The security forces in Qalyubiya arrested Thursday two men appearing in a violent video circulated on the social media, where they can be seen torturing and stabbing a dog on Al-Ahram Street in Shobra al-Kheima, after tying it to a lamp post.
The two defendants are Amr Ibrahim Atta Ibrahim, 28, who works as a butcher, and Ahmed Ezzat Abdel Mo'ty, 32. During interrogations, both defendants admitted to participating in the incident.
Eyewitnesses and the dog owner said the dog was killed due to a fight between the dog's owner, Mohamed Sayed, known as Ousha, and other residents of Al-Ahram Street, during which Ousha's dog, Max, defended him and bit eight people.
Two of the bitten men filed a claim against Ousha, who was sentenced to one year in prison.
The two litigants refused to waive the claim unless Ousha handed them over the dog to be publicly slaughtered.
The brutal incident has triggered the anger of Facebook and Twitter users, who have called for prosecuting the killers, using the "Al-Ahram Street dog" hashtag. They have also denounced the dog's owner, describing him as a traitor to his loyal dog.
Chairperson of the Egyptian Society for Mercy to Animals Mona Khalil condemned the incident during a phone-in on Al-Hayat Channel Wednesday evening.
"This is an unacceptable crime by any heavenly religion and animal abuse is the beginning of the emergence of every criminal in the society," said Khalil.
The Egyptian Society for Mercy to Animals will file a claim on Thursday against the perpetrators and the dog's owner, she added. Khalil expressed regret at the absence of deterrent laws to defend animals rights in Egypt.
The mass poisoning of cats at the upscale al-Gezira Club in Zamalek in August 2014 had also provoked the anger of social media users. Many animal rights organizations have filed complaints against the club's management over the incident.

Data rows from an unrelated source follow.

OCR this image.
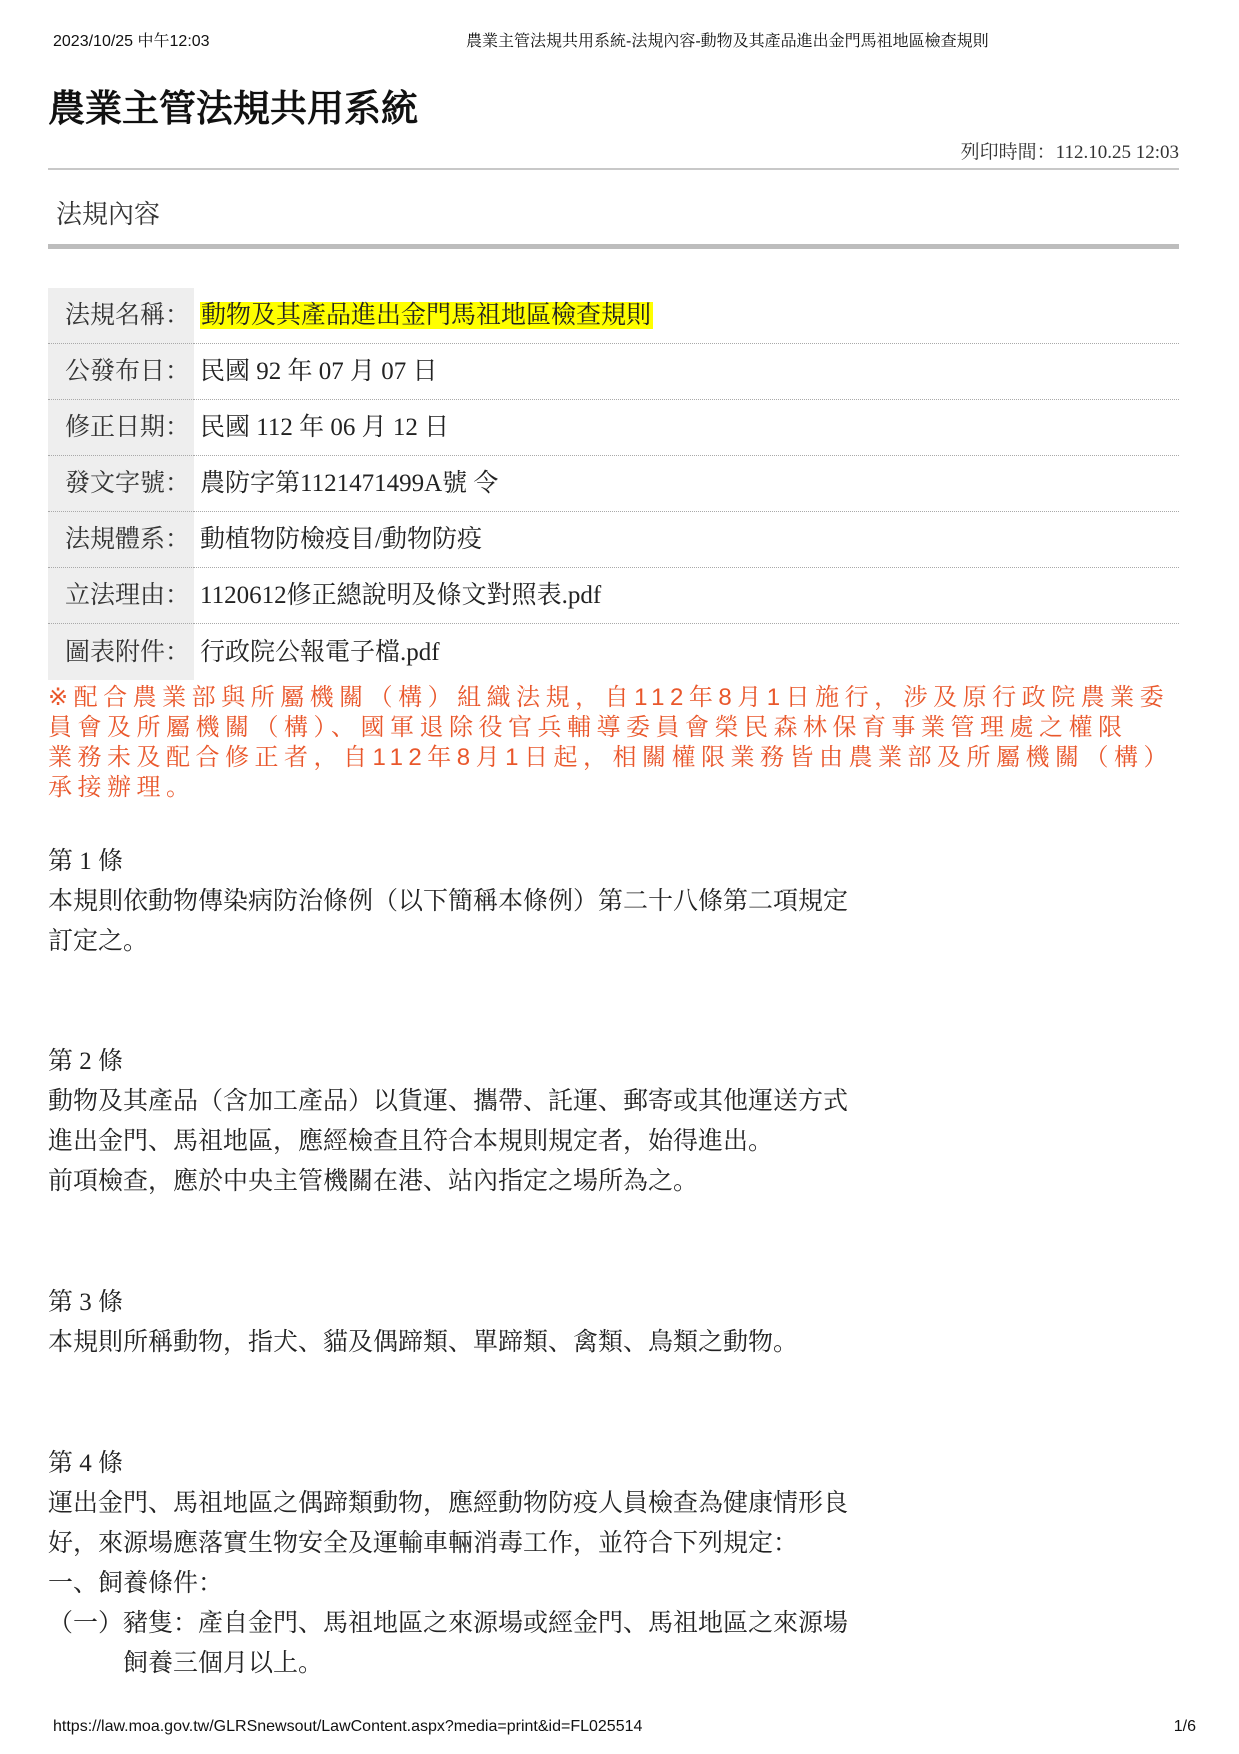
2023/10/25 中午12:03	農業主管法規共用系統-法規內容-動物及其產品進出金門馬祖地區檢查規則
農業主管法規共用系統
列印時間：112.10.25 12:03
法規內容
法規名稱： 動物及其產品進出金門馬祖地區檢查規則
公發布日： 民國 92 年 07 月 07 日
修正日期： 民國 112 年 06 月 12 日
發文字號： 農防字第1121471499A號 令
法規體系： 動植物防檢疫目/動物防疫
立法理由： 1120612修正總說明及條文對照表.pdf
圖表附件： 行政院公報電子檔.pdf
※配合農業部與所屬機關（構）組織法規，自112年8月1日施行，涉及原行政院農業委
員會及所屬機關（構）、國軍退除役官兵輔導委員會榮民森林保育事業管理處之權限
業務未及配合修正者，自112年8月1日起，相關權限業務皆由農業部及所屬機關（構）
承接辦理。
第 1 條
本規則依動物傳染病防治條例（以下簡稱本條例）第二十八條第二項規定
訂定之。
第 2 條
動物及其產品（含加工產品）以貨運、攜帶、託運、郵寄或其他運送方式
進出金門、馬祖地區，應經檢查且符合本規則規定者，始得進出。
前項檢查，應於中央主管機關在港、站內指定之場所為之。
第 3 條
本規則所稱動物，指犬、貓及偶蹄類、單蹄類、禽類、鳥類之動物。
第 4 條
運出金門、馬祖地區之偶蹄類動物，應經動物防疫人員檢查為健康情形良
好，來源場應落實生物安全及運輸車輛消毒工作，並符合下列規定：
一、飼養條件：
（一）豬隻：產自金門、馬祖地區之來源場或經金門、馬祖地區之來源場
飼養三個月以上。
https://law.moa.gov.tw/GLRSnewsout/LawContent.aspx?media=print&id=FL025514	1/6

In 2013, Australia suspended livestock exports to Egypt following the circulation of a video that was reportedly taken at an Egyptian slaughterhouse, for cutting cattle ears before slaughter, a practice banned in Islamic Sharia law.
Individual efforts are the basis of animal rescue incidents in Egypt, where environment laws are mostly not implemented, animal rights are viewed as a luxury and complaints of animal abuse are usually ignored or ridiculed by the police.
Stray cats and dogs are poisoned and shot as means of limiting their population, while animals at the zoo and pet shops are sometimes kept under inhumane conditions. The lack of animal care and environmental awareness campaigns adds to the problem of animal abuse in Egypt.